Rahmetli Börekçi dedi ki;
- Ben bu parayı kara gün için biriktirmiştim, kara gün geldi kullanıldı. Bu parayı istemiyorum" dedi.
İkincisi ise; Polatlı-Kargılı Hüseyin Ağa.
Maliye memurları kendisine 500 lira götürdüler;
Hüseyin Ağa dedi ki;
- Ne parası bu? Siz buraya gelen Yunan'ı kovdunuz, siz olmasaydınız ben burada Yunan'ın ırgatı olacaktım. Bana borcunuz yok…
Üçüncüsü ise Tarsus'ta bir atölye, askerin elbisesini dikmiş, ona da para göndermişler almamış.
O zamanın şartları ile bu günkü olguyu mukayese etmek ne kadar uygun ki?

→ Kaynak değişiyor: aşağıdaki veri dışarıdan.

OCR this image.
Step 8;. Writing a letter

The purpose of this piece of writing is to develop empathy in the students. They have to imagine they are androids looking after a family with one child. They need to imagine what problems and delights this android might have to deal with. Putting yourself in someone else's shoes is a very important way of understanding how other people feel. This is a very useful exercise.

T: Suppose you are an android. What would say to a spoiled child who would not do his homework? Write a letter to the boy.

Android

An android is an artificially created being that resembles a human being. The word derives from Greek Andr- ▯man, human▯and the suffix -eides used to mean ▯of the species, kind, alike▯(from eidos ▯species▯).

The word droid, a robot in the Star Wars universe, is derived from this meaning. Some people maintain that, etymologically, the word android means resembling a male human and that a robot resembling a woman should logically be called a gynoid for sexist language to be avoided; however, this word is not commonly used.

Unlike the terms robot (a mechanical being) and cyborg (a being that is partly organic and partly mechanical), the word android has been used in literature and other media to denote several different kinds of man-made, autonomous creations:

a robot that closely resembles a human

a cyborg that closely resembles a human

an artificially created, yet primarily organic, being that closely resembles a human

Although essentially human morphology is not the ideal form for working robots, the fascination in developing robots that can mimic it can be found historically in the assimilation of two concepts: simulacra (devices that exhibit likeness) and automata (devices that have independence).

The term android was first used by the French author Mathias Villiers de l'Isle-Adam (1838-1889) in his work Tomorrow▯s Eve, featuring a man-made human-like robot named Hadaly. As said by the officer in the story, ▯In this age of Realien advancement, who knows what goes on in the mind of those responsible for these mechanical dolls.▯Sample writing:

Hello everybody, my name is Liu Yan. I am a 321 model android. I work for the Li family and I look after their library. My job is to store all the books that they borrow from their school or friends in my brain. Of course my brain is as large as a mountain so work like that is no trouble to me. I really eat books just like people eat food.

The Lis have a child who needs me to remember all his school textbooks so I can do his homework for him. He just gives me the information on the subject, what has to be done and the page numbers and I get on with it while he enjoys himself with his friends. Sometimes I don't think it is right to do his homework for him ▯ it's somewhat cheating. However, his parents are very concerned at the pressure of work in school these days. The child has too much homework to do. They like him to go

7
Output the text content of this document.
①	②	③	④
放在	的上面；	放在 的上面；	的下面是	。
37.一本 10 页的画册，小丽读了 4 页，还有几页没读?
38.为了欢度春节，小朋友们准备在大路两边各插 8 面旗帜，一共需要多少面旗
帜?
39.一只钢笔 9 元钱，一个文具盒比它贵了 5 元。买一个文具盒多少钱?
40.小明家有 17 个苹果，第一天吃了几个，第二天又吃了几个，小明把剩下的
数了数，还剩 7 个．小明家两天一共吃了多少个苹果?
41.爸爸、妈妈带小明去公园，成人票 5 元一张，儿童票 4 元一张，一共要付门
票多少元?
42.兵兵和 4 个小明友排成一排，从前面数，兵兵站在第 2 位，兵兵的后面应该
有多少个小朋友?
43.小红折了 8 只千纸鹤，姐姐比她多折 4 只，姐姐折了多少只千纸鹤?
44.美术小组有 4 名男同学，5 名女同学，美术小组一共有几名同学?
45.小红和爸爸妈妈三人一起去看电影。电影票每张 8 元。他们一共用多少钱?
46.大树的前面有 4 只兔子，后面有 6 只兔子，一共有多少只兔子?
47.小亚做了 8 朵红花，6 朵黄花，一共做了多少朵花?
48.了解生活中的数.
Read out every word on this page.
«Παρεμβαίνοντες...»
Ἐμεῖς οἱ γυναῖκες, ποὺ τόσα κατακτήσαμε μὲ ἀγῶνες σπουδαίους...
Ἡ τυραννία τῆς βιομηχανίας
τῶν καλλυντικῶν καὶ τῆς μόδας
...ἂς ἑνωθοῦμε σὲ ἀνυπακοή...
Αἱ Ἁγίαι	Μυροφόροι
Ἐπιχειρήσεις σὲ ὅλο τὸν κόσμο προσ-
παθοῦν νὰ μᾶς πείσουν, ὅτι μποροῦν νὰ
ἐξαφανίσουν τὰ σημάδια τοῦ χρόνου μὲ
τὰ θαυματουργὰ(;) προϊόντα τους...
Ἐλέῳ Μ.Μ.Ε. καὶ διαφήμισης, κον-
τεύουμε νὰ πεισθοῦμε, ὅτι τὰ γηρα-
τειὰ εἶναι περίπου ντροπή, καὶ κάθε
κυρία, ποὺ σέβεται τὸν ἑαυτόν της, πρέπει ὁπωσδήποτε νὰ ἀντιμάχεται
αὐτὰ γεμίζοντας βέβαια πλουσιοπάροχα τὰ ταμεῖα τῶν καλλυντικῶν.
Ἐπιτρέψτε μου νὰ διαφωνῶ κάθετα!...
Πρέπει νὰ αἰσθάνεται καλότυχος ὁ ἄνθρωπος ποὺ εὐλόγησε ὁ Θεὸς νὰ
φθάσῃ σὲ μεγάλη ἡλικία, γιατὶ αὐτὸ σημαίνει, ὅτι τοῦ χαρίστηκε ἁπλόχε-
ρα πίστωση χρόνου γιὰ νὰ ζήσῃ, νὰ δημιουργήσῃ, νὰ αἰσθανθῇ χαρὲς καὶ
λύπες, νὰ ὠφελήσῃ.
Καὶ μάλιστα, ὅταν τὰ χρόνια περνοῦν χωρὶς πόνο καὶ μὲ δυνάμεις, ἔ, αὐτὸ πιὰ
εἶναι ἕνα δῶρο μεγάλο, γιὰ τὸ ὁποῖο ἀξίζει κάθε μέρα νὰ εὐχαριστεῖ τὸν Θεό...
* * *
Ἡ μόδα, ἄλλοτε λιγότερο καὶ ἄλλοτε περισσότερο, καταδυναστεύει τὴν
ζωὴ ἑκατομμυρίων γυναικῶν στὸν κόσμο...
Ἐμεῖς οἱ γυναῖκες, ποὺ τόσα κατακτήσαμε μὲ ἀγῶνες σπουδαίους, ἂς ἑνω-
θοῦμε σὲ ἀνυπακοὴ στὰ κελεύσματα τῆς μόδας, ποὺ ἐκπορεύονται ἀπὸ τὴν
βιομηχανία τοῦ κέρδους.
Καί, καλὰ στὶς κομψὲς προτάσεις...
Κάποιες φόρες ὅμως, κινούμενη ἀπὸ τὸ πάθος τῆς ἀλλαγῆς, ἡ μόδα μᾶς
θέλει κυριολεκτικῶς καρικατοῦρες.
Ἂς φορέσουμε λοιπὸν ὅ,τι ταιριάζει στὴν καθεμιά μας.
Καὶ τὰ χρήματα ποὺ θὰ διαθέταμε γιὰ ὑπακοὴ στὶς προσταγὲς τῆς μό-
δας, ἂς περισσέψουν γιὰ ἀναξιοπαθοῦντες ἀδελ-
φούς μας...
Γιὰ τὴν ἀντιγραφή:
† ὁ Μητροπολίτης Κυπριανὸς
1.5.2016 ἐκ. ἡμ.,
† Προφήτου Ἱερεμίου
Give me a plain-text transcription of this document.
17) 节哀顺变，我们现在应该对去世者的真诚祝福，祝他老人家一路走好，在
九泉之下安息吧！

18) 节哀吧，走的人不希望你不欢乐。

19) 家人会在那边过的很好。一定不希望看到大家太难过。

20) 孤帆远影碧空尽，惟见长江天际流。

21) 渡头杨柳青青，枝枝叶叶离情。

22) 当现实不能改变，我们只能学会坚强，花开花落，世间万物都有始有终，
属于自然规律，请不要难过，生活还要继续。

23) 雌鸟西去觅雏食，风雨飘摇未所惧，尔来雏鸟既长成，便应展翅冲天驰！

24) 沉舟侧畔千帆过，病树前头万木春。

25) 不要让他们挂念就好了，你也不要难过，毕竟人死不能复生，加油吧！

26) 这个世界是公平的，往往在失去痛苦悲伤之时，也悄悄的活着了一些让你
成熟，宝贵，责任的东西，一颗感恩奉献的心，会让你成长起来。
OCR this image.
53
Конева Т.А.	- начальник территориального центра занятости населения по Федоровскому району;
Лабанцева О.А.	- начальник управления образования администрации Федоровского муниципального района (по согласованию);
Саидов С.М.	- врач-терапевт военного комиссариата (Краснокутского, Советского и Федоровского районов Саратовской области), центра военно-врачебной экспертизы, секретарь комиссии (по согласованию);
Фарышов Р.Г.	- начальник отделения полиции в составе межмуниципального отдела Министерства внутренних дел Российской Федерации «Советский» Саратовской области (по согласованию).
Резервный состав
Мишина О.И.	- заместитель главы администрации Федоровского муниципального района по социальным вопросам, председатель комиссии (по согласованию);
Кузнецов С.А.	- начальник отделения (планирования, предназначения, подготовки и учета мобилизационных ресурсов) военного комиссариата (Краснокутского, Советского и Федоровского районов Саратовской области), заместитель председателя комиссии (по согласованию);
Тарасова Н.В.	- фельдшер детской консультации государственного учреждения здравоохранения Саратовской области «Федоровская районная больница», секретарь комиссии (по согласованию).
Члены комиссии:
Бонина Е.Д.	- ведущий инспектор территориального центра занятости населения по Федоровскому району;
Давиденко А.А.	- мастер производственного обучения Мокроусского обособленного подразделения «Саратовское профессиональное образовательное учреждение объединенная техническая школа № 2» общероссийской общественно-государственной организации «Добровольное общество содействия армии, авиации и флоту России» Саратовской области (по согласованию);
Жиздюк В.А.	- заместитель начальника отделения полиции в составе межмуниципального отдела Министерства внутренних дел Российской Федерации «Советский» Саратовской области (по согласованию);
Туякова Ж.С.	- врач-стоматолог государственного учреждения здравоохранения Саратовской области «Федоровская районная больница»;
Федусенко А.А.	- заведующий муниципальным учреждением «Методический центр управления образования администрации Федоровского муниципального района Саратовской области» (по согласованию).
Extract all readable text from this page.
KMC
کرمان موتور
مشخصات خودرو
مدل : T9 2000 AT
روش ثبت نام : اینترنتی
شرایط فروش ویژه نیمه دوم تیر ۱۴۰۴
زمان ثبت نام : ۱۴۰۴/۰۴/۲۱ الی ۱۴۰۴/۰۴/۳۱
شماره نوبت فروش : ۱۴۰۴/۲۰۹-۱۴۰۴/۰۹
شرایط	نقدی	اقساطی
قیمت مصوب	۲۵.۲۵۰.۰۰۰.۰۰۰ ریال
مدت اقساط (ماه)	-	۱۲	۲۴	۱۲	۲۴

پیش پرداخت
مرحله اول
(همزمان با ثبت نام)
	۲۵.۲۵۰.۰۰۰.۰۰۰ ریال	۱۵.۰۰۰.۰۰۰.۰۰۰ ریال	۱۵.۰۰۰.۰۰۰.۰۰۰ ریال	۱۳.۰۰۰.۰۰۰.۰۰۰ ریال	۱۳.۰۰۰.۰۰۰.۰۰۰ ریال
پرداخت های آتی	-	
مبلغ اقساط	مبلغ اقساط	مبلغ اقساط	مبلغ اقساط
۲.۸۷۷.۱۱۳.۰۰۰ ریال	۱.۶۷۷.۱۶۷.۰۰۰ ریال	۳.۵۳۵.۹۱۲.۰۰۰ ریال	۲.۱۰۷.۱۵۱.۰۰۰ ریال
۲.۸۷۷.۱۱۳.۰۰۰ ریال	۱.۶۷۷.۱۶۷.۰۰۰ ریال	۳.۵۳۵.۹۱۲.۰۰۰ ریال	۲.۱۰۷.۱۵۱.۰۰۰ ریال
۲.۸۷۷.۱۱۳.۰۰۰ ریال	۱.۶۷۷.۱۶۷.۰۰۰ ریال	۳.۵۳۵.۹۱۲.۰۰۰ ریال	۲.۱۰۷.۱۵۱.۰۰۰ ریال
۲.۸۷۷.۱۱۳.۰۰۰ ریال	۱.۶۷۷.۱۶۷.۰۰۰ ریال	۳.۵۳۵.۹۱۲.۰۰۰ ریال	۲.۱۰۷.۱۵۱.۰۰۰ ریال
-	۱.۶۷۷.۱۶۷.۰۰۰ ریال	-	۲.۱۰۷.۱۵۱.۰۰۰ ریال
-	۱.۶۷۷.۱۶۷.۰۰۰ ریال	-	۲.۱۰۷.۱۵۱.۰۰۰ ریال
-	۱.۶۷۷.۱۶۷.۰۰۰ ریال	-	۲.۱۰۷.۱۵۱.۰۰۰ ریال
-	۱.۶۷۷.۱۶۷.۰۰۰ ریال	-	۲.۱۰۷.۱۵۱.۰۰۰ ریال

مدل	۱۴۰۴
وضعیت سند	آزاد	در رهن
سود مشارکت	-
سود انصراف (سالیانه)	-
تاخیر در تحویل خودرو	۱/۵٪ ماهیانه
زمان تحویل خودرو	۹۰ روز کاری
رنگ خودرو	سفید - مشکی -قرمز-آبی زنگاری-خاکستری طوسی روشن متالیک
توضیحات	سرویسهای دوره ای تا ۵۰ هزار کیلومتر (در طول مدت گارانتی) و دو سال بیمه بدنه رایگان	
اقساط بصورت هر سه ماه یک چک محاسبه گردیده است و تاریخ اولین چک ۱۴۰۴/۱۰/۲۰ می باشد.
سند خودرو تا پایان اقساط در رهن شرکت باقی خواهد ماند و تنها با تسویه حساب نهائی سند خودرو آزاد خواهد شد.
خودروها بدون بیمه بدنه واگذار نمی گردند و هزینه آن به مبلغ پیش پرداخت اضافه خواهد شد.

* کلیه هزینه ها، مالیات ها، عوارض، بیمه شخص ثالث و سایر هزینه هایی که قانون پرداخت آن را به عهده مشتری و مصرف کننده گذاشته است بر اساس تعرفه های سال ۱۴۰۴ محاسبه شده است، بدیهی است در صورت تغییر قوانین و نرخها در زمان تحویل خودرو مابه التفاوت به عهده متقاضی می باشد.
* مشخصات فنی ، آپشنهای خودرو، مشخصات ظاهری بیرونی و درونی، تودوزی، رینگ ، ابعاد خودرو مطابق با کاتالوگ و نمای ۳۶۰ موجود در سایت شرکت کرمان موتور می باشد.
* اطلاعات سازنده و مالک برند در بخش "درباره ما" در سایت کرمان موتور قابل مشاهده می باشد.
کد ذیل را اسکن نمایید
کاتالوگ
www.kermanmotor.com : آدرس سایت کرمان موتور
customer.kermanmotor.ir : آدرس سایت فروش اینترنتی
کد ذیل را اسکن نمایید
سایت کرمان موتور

AKP'li Belediye Başkanlarını toplayarak diğer illerin Belediye Başkanlarını dışlayıcı konuşma yaptı...
Şöyle yapsa hak verirdim;
Tüm İllerin Belediye Başkanlarını toplayıp;
- Bu bir topyekûn mücadeledir. Hükümetin yapacağı bağış dışında bölgesel/münferit kampanyalar istemiyorum. Ben halkımıza güveniyorum.
- Bağışı devlet olarak toplayıp tamamınızın ihtiyaçlarının karşılanması için nüfus oranına göre paylaştıracağım, ihtiyaçlar merkezden karşılanacak.
Böyle deseydi bir maaşımı da ben bağışlardım.
Bağışlarla neler yapılacak onu da gerçekten merak ediyoruz.